Revolusi Hijau adalah nama yang diberikan untuk serangkaian inisiatif teknologi yang mengubah praktik pertanian dan secara dramatis meningkatkan produksi pangan di dunia.
Revolusi Hijau dimulai pada 1950-an di Meksiko. Pendahulunya adalah ahli agronomi Norman Borlaug, yang mengembangkan teknik kimia yang mampu memberikan ketahanan yang lebih besar terhadap tanaman jagung dan gandum, selain mengoptimalkan metode produksi pertanian.
Metode yang diperkenalkan oleh Borlaug sangat efektif sehingga dalam beberapa tahun Meksiko berubah dari pengimpor menjadi pengekspor gandum. Dengan demikian, negara-negara terbelakang lainnya, terutama India, mengadopsi praktik-praktik baru, yang dengan cepat menjadi populer di seluruh dunia.

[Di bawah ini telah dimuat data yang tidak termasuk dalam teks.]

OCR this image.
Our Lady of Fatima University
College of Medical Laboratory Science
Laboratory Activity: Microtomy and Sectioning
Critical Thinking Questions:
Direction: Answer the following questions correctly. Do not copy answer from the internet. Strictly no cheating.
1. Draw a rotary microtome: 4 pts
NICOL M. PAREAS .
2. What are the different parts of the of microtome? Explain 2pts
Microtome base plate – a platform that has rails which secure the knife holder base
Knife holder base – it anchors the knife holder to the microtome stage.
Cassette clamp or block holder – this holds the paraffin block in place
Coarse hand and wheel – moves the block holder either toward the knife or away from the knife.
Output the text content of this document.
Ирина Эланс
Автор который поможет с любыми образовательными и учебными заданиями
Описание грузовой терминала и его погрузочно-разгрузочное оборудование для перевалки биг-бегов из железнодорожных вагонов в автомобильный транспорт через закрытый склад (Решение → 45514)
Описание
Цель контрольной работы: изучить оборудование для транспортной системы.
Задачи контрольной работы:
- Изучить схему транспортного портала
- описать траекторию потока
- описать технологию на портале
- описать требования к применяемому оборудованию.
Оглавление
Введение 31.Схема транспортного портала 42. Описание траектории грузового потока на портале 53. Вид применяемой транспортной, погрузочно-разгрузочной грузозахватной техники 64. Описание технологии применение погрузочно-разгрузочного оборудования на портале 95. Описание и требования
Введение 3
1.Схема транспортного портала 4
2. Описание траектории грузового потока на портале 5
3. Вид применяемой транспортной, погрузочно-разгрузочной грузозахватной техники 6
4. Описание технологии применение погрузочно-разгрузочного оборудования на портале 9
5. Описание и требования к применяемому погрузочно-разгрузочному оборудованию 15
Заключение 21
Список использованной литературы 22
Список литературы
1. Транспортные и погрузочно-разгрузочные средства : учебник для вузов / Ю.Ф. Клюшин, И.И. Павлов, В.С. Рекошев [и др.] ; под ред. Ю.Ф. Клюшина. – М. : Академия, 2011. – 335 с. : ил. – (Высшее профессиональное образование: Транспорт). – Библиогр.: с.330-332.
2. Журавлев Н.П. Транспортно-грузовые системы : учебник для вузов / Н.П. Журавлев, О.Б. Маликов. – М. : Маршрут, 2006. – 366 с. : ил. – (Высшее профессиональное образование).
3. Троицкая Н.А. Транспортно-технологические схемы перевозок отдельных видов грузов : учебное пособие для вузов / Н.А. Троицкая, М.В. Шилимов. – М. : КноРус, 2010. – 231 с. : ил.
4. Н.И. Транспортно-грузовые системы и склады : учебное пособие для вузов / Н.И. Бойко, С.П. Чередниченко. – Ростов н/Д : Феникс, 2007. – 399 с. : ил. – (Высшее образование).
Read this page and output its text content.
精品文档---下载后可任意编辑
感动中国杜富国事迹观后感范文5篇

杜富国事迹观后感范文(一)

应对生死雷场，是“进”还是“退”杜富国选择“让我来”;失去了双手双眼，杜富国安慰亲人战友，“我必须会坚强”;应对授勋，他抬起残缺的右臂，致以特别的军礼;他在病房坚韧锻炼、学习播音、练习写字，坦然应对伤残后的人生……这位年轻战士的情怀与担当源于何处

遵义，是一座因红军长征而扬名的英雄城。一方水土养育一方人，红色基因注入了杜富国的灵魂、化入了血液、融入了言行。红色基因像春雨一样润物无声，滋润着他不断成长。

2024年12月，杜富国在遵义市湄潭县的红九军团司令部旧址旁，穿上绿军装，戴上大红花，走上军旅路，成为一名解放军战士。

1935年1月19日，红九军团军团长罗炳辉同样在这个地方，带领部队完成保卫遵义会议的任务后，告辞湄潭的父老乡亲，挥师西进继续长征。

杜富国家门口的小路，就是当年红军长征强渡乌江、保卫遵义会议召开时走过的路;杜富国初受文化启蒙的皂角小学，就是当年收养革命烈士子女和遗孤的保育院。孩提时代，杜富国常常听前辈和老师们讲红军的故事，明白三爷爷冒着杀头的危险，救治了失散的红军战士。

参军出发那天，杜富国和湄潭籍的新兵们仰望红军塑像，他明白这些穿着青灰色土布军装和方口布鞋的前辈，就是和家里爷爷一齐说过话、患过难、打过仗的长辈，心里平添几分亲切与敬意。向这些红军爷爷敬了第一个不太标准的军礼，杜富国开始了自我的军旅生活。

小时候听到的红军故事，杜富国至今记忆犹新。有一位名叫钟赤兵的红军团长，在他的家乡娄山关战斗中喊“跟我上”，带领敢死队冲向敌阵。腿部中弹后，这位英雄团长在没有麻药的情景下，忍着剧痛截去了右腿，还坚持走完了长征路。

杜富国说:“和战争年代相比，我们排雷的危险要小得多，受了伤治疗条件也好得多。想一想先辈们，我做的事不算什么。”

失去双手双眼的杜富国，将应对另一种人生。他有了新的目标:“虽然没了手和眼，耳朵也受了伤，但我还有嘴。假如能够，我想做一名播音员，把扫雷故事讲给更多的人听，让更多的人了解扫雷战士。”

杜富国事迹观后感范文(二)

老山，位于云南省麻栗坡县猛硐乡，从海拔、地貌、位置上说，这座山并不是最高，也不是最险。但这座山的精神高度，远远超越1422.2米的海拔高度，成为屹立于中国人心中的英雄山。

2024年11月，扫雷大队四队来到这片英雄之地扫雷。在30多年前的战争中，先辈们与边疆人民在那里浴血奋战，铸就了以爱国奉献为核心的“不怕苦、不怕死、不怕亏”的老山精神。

Pada tahun 1970, Norman Borlaug menerima Hadiah Nobel Perdamaian, karena karyanya memiliki konsekuensi kemanusiaan yang besar.
Bagaimana Revolusi Hijau dimulai?
Pada tahun 1944, Norman Borlaug pindah ke Meksiko untuk bekerja sebagai ahli genetika dan fitopatologi. Sebagai tantangan awal, ia melawan apa yang disebut "karat batang", jamur yang mempengaruhi tanaman gandum, membunuh tanaman dan sangat mengurangi produksi.
Jamur Puccinia nenek, dikenal sebagai "Karat Jerami".
Borlaug berhasil menyilangkan dua varietas gandum secara genetik: satu tahan terhadap jamur dan satu lagi beradaptasi dengan kondisi lokal di Meksiko. Hanya dalam tiga tahun, Borlaug memilih persilangan yang berhasil, mengadopsinya sebagai model dan menghilangkan jamur, sehingga meningkatkan produktivitas.
Namun, selain ketahanan terhadap penyakit, gandum baru merespons dengan sangat efektif terhadap pupuk, yang menghasilkan tanaman besar dan tinggi, yang akhirnya putus dengan berat dari biji-bijian.

Contoh tumbuhan yang tidak menopang beratnya sendiri. Fenomena tersebut dikenal dalam bidang pertanian sebagai “penginapan”.
Pada tahun 1953, melalui persilangan genetik baru, Borlaug memperoleh apa yang disebut "gandum setengah kerdil". Gandum baru ini memiliki batang yang lebih pendek dan kuat, mampu menopang berat biji-bijian, mempertahankan ketahanan terhadap penyakit dan hasil tinggi. Spesies gandum baru ini dikenal sebagai “Benih Ajaib” dan, hingga hari ini, merupakan jenis gandum yang paling banyak dibudidayakan di dunia.

Norman Borlaug memegang spesies baru gandum setengah kerdil.
Dengan demikian, dengan peningkatan ekstrim dalam produksi gandum di Meksiko, Revolusi Hijau dimulai, yang dalam beberapa tahun mengubah paradigma pertanian di seluruh dunia.
Dasar-dasar Revolusi Hijau
Revolusi Hijau sangat didasarkan pada elemen-elemen seperti:
- modifikasi genetik benih
- mekanisasi produksi
- penggunaan intensif produk kimia (pupuk dan pestisida)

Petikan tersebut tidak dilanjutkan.